Faint whispers, hard to catch: “Release. Help!” Yuri’s voice rose. “Stop! Give my friend back!” Mina’s shadow buckled, crawling against the floor, then stretched into shapes—a fox’s mask, half-wolf jaws, yet all made of dark waves.
The girls’ hands almost tangled, searching for Mina. Suzume noticed words curling on the walls—a curse written out. “It wants us to finish something.” Her voice went rough.
Clocks clanged, then stopped. Light drained from the glass behind Mina, sucking colors. “Fight it,” yelled Yuri, “don’t let go!” Forcing herself forward, Mina gripped Yuri’s warm wrist.
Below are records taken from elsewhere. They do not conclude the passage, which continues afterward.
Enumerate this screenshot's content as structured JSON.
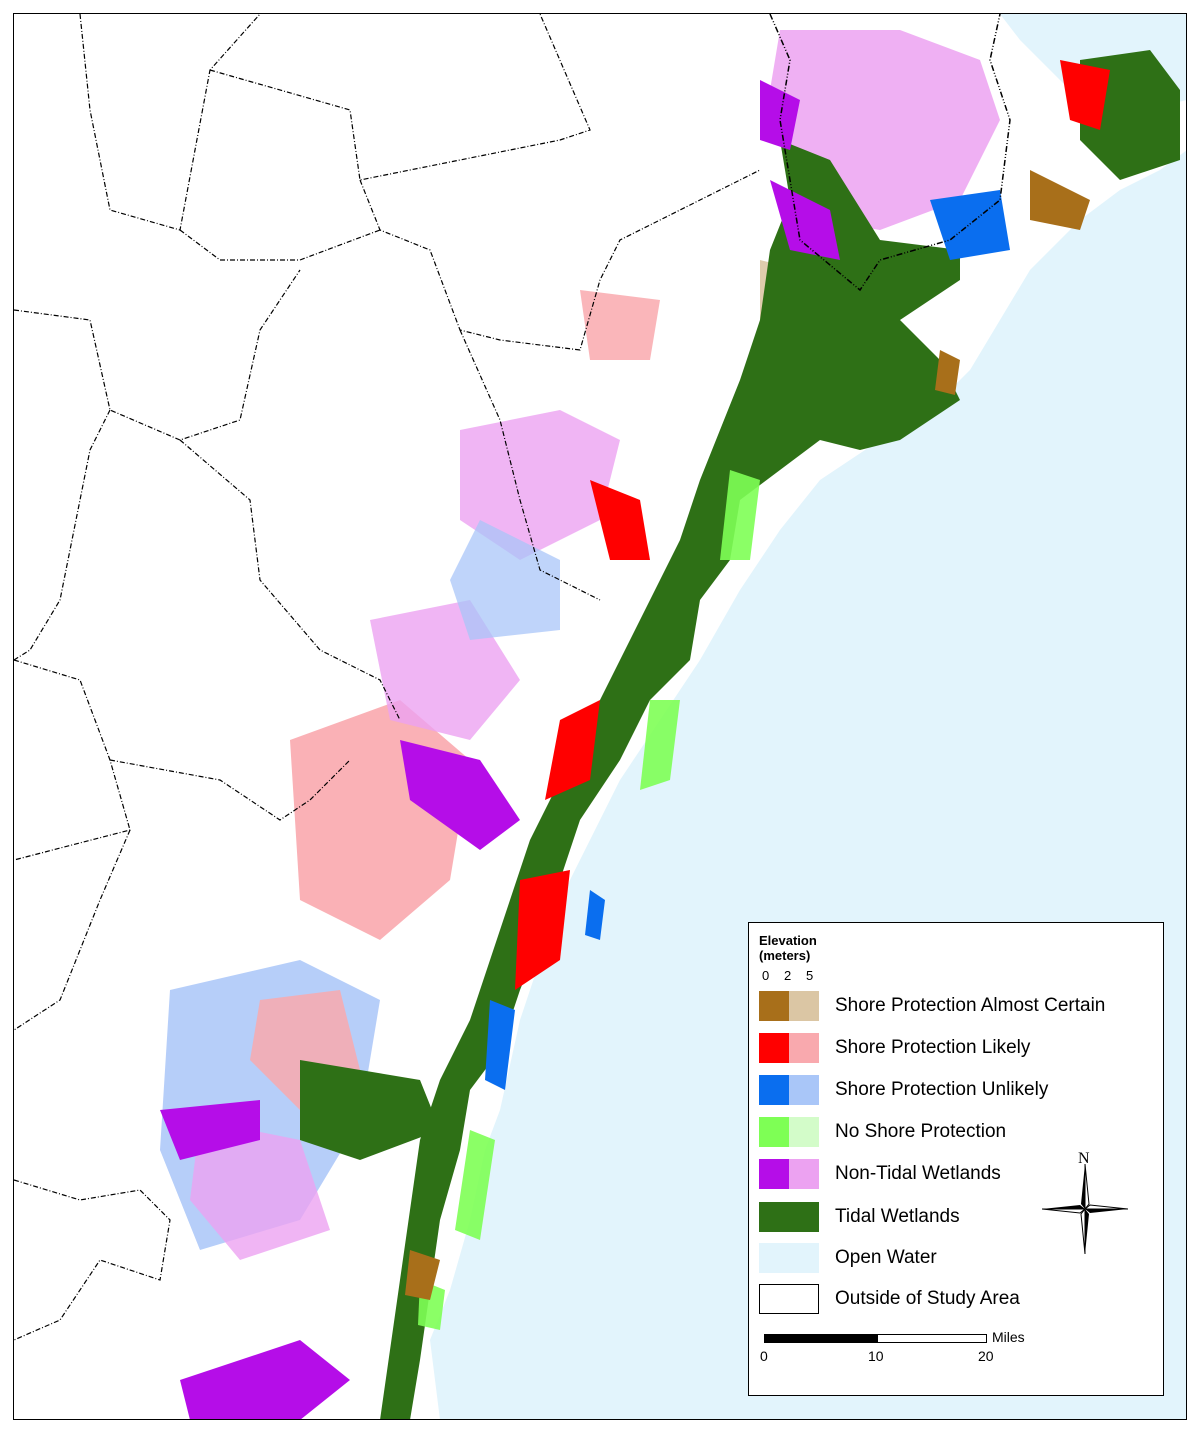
{
  "colors": {
    "shore_almost_certain_0_2": "#a86f1a",
    "shore_almost_certain_2_5": "#dbc6a4",
    "shore_likely_0_2": "#ff0000",
    "shore_likely_2_5": "#f9a9ae",
    "shore_unlikely_0_2": "#0a6eef",
    "shore_unlikely_2_5": "#a9c6f8",
    "no_protection_0_2": "#7eff55",
    "no_protection_2_5": "#d3fcc9",
    "non_tidal_0_2": "#b50de8",
    "non_tidal_2_5": "#eca2f1",
    "tidal_wetlands": "#2e7016",
    "open_water": "#e2f4fc",
    "outside_study_area": "#ffffff",
    "county_boundary": "#000000",
    "state_boundary": "#000000"
  },
  "legend": {
    "title_line1": "Elevation",
    "title_line2": "(meters)",
    "ticks": [
      "0",
      "2",
      "5"
    ],
    "items": [
      {
        "label": "Shore Protection Almost Certain",
        "colors": [
          "#a86f1a",
          "#dbc6a4"
        ]
      },
      {
        "label": "Shore Protection Likely",
        "colors": [
          "#ff0000",
          "#f9a9ae"
        ]
      },
      {
        "label": "Shore Protection Unlikely",
        "colors": [
          "#0a6eef",
          "#a9c6f8"
        ]
      },
      {
        "label": "No Shore Protection",
        "colors": [
          "#7eff55",
          "#d3fcc9"
        ]
      },
      {
        "label": "Non-Tidal Wetlands",
        "colors": [
          "#b50de8",
          "#eca2f1"
        ]
      },
      {
        "label": "Tidal Wetlands",
        "colors": [
          "#2e7016"
        ]
      },
      {
        "label": "Open Water",
        "colors": [
          "#e2f4fc"
        ]
      },
      {
        "label": "Outside of Study Area",
        "colors": [
          "#ffffff"
        ]
      }
    ]
  },
  "compass": {
    "north_label": "N"
  },
  "scale_bar": {
    "ticks": [
      "0",
      "10",
      "20"
    ],
    "unit": "Miles"
  }
}
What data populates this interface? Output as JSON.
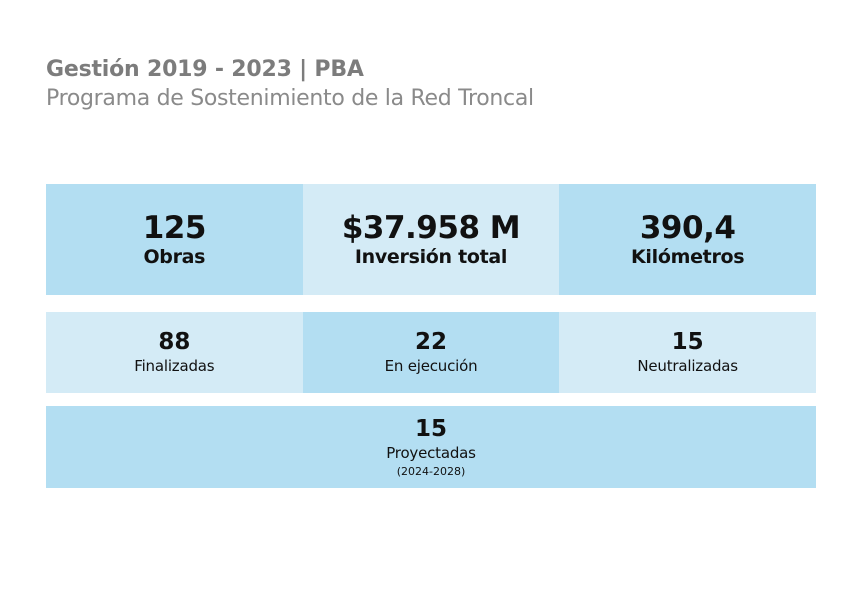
{
  "header": {
    "title": "Gestión 2019 - 2023 | PBA",
    "subtitle": "Programa de Sostenimiento de la Red Troncal"
  },
  "summary": [
    {
      "value": "125",
      "label": "Obras"
    },
    {
      "value": "$37.958 M",
      "label": "Inversión total"
    },
    {
      "value": "390,4",
      "label": "Kilómetros"
    }
  ],
  "status": [
    {
      "value": "88",
      "label": "Finalizadas"
    },
    {
      "value": "22",
      "label": "En ejecución"
    },
    {
      "value": "15",
      "label": "Neutralizadas"
    }
  ],
  "projected": {
    "value": "15",
    "label": "Proyectadas",
    "note": "(2024-2028)"
  },
  "colors": {
    "cell_dark": "#b3def2",
    "cell_light": "#d4ebf6",
    "title_gray": "#7c7c7c"
  }
}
She whispered a quick sorry. Her palm bit cold. Shadows recoiled, snarling.
Could you stand your ground in a story like this? Would a single person’s stubborn hope hold out?
Mina’s hand burned. For one wild heartbeat, sharp faces flashed around: foxes, soldiers, girls with glass eyes. The pendant’s chain cracked, pouring shapes onto the tiles, glass and night running together. They tumbled free, falling like petals.
Time blinked back to normal. Shop bells rang. The shopkeeper smiled, “Payment received.” The pendant was now dull pewter—dead. No memories gone. Yet nobody wanted to pick it up again.
After that, their lives twisted only a little. Mina sometimes found mirrors watching her. Yuri avoided antique shops for months. Suzume found new lines written on her notebook each day: old warnings, coded notes in her own hand.
But in a room above the shop, glass pendants shone. Some swung wild; some grew dim. Mina saw her own dim shape inside one next time the station fog thinned. Was the thing inside ever gone?
The three walked past the shop after dark, holding tight to normal life. Mina’s shadow flinched behind her before straightening for good.
Mina asks, “Do you ever feel sometimes you’re only just yourself again?” The streetlamp blinks. Silence answers, and cool glass stares from hidden shelves.
Maybe next time, something will reach out from the shadow—
Cliffhanger: From inside the old shop, the camera lingers on a rack of glass pendants. As one wobble, faint breath leaks out, old song flickers its pattern where light never falls.